LE GIGOT DU DIMANCHE

Mémé a caché des louis d’or dans sa maison. De quoi aiguiser l’appétit de toute la famille réunie pour le déjeuner dominical, une semaine après l’élection de Mitterrand. Une comédie humaine amusante et tendre.

Mai 1981, à Gaillac (Tarn), une semaine après l’élection de François Mitterrand à la tête de la France. Comme tous les dimanches, c’est gigot-flageolets chez Mémé avec parents, oncles, tantes et cousins. Si les piques sur les opinions politiques de chacun vont bon train, tous sont en fait obnubilés par une seule chose: découvrir l’endroit où la vieille femme a caché son magot.

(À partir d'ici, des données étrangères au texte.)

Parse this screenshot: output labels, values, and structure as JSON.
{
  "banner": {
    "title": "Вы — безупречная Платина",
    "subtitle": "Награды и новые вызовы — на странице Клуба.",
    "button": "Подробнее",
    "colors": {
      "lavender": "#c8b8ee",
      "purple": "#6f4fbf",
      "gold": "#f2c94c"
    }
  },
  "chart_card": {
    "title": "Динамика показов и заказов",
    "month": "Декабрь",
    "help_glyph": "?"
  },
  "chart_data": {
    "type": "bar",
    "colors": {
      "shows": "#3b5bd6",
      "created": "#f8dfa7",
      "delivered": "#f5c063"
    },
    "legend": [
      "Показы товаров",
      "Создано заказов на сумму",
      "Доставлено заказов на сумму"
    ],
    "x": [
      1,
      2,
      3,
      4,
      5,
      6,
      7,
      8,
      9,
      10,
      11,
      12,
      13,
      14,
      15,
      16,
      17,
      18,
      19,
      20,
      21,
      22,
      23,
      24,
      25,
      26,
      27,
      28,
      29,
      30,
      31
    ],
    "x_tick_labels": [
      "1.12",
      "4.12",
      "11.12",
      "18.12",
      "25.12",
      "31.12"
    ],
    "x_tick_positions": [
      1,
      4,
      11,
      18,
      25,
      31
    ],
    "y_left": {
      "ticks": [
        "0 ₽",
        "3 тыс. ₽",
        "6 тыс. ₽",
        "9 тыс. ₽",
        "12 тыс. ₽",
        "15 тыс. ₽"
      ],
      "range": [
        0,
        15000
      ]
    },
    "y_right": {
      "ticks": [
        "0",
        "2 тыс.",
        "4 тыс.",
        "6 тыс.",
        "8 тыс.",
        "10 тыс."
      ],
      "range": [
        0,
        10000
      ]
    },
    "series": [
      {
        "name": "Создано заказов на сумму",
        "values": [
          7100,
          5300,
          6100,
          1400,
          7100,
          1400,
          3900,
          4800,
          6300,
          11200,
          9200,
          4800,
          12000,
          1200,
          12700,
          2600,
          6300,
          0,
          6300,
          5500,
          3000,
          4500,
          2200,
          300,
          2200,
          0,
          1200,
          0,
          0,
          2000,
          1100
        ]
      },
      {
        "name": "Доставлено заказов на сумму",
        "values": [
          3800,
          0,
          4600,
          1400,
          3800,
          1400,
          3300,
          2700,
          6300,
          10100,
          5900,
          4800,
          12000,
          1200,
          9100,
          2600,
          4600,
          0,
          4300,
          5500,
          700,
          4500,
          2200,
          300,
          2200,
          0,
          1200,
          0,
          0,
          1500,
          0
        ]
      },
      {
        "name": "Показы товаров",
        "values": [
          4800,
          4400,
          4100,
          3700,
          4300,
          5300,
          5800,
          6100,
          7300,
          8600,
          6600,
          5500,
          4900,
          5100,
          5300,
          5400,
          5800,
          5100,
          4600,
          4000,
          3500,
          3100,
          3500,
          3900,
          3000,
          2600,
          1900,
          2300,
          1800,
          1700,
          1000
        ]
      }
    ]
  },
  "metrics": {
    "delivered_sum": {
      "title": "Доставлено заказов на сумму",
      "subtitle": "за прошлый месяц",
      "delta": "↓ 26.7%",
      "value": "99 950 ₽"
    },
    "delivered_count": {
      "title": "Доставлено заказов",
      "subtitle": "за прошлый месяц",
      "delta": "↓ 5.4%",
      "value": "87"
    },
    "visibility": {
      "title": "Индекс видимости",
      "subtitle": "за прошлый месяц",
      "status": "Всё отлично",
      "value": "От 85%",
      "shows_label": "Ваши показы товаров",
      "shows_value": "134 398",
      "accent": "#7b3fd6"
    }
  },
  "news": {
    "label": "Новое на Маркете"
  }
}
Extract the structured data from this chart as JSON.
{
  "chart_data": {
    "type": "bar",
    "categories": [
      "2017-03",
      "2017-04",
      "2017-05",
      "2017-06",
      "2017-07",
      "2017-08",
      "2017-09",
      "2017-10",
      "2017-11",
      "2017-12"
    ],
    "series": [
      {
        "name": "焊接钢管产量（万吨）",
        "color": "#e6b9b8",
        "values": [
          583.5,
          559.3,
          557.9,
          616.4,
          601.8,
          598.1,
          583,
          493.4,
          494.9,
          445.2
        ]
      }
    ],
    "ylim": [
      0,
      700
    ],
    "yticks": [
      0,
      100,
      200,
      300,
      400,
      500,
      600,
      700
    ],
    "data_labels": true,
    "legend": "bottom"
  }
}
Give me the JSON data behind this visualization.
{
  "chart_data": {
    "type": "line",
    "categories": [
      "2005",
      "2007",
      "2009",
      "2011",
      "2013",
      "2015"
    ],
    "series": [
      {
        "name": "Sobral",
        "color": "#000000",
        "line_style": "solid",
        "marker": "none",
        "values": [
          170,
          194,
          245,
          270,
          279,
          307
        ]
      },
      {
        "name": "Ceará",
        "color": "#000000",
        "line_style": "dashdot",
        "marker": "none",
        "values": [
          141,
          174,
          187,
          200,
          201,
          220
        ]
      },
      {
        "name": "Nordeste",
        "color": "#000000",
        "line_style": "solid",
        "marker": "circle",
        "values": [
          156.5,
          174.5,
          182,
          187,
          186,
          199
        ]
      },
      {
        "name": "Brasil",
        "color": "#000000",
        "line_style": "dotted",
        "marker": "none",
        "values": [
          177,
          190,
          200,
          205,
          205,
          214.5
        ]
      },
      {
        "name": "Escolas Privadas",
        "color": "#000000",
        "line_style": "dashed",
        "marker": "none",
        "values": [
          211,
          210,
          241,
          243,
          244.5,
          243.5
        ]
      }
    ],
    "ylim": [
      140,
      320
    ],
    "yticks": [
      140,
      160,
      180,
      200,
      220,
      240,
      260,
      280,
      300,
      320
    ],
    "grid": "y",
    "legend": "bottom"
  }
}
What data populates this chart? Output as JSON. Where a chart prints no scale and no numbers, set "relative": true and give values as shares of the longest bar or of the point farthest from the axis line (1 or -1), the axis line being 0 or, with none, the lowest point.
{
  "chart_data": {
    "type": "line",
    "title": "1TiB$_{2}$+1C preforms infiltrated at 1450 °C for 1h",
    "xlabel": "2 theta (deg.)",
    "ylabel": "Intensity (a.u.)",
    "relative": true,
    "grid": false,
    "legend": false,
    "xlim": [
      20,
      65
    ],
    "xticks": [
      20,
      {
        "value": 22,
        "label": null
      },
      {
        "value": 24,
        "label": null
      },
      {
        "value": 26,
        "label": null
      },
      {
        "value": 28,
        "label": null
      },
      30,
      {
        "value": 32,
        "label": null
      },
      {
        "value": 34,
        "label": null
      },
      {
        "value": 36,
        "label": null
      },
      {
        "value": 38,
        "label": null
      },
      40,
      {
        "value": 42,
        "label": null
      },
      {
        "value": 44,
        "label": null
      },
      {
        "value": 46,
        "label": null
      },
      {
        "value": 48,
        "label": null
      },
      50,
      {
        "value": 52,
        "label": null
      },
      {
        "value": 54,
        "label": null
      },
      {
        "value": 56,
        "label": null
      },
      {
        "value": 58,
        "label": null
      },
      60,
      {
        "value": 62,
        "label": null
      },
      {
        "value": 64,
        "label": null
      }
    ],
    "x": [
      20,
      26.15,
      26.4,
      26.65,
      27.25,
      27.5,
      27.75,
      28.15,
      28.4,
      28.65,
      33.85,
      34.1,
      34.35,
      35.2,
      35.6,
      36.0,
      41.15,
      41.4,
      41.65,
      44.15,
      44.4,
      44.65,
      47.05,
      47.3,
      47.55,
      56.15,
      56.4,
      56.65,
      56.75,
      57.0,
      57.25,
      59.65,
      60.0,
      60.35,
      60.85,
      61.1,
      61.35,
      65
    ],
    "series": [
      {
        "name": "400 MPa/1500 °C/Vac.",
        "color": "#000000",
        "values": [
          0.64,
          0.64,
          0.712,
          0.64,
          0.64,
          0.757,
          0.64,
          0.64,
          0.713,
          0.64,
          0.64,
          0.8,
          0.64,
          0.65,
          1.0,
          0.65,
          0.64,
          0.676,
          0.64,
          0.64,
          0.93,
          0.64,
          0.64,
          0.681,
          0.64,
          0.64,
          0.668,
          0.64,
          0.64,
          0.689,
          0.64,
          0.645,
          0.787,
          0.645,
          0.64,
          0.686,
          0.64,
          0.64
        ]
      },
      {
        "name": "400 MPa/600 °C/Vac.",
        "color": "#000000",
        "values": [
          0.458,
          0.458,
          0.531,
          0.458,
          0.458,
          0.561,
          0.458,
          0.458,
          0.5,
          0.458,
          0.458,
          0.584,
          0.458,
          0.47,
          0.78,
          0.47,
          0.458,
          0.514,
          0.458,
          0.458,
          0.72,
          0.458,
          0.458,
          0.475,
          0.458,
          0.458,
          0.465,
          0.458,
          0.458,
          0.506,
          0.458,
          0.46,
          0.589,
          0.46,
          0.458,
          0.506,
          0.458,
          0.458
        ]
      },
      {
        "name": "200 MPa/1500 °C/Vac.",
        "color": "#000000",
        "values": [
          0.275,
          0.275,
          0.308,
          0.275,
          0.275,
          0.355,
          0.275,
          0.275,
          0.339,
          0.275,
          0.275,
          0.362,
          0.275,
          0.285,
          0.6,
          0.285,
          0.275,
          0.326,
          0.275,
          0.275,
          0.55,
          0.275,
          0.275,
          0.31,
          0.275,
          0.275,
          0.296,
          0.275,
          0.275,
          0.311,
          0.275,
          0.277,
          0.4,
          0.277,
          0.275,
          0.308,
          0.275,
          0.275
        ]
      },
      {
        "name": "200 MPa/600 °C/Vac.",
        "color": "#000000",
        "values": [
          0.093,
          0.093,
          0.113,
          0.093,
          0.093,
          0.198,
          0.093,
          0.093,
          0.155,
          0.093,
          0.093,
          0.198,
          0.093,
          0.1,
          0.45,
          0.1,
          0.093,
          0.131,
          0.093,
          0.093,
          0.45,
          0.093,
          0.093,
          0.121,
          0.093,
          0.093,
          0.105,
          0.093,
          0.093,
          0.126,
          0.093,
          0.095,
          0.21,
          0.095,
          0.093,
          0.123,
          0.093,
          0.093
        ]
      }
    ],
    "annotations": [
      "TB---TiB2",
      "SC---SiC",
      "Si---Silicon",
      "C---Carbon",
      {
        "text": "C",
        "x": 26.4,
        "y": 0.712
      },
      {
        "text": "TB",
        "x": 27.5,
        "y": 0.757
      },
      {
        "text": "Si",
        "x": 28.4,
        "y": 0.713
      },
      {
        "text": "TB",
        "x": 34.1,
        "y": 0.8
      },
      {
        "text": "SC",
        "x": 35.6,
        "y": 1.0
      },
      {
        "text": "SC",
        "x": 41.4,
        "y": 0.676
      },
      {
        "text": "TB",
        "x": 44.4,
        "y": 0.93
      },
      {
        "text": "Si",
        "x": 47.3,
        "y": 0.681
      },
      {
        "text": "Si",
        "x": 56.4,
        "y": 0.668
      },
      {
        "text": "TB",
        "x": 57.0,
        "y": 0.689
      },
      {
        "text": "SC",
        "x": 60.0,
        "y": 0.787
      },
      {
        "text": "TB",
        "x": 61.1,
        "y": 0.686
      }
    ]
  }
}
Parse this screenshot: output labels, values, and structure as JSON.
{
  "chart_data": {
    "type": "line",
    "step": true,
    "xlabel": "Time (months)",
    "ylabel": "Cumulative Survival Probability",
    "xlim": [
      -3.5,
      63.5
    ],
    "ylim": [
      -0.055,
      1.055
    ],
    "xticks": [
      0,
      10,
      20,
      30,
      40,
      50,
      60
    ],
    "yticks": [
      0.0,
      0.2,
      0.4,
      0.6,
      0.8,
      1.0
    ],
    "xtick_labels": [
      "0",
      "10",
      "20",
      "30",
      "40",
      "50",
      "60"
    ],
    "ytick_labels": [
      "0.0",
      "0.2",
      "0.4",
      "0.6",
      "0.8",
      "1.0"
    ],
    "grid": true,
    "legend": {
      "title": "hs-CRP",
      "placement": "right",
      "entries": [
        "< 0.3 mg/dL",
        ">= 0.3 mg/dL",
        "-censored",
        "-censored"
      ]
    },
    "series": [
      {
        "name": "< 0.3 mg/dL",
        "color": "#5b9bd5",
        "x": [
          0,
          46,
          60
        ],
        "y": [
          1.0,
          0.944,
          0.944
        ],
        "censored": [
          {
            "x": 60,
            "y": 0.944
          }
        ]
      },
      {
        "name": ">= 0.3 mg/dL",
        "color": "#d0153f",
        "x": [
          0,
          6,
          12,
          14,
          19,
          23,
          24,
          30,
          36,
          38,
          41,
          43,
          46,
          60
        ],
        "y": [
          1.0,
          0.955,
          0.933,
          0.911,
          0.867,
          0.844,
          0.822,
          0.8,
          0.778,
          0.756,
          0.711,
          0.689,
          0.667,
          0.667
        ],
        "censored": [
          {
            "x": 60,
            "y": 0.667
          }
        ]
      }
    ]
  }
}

Du haut de ses 11 ans, Pilou regarde tout cela d’un oeil à la fois amusé et naïf, lui qui aime simplement passer du temps avec sa grand-mère.
C’est au milieu d’une scène de vie à la française que nous emmène Philippe Pelaez (« Dans mon village, on mangeait des chats », Pinard de guerre ») et Espé (« Le col de Py, « Vivre est dangereux pour la santé »). Une France de Français moyens où l’on roule en Simca 1000, où l’on écoute Renaud et Sardou, où les bistrots sont encore enfumés et où internet n’existe pas. Une famille moyenne qui cache aussi comme bien des familles un secret sur le point d’être révélé…
« Le gigot du dimanche » et ses agréables planches semi-réalistes, c’est aussi une comédie humaine amusante avec des rebondissements et des personnages bien campés et expressifs que l’on a l’impression de connaître et une Mémé attachante et plus clairvoyante qu’elle ne le laisse paraître. D’ailleurs, tout ce petit monde est de l’aveu même du scénariste « un joyeux amalgame de membres de sa famille avec ses défauts et ses qualités ». Et Pilou (qui nous offre une voix off savoureuse tout au long du récit), lui, c’est Pelaez lui-même enfant!

Dessinateur: Espé – Scénariste: Philippe Pelaez – Editeur: Grand Angle – Prix: 16,90 euros.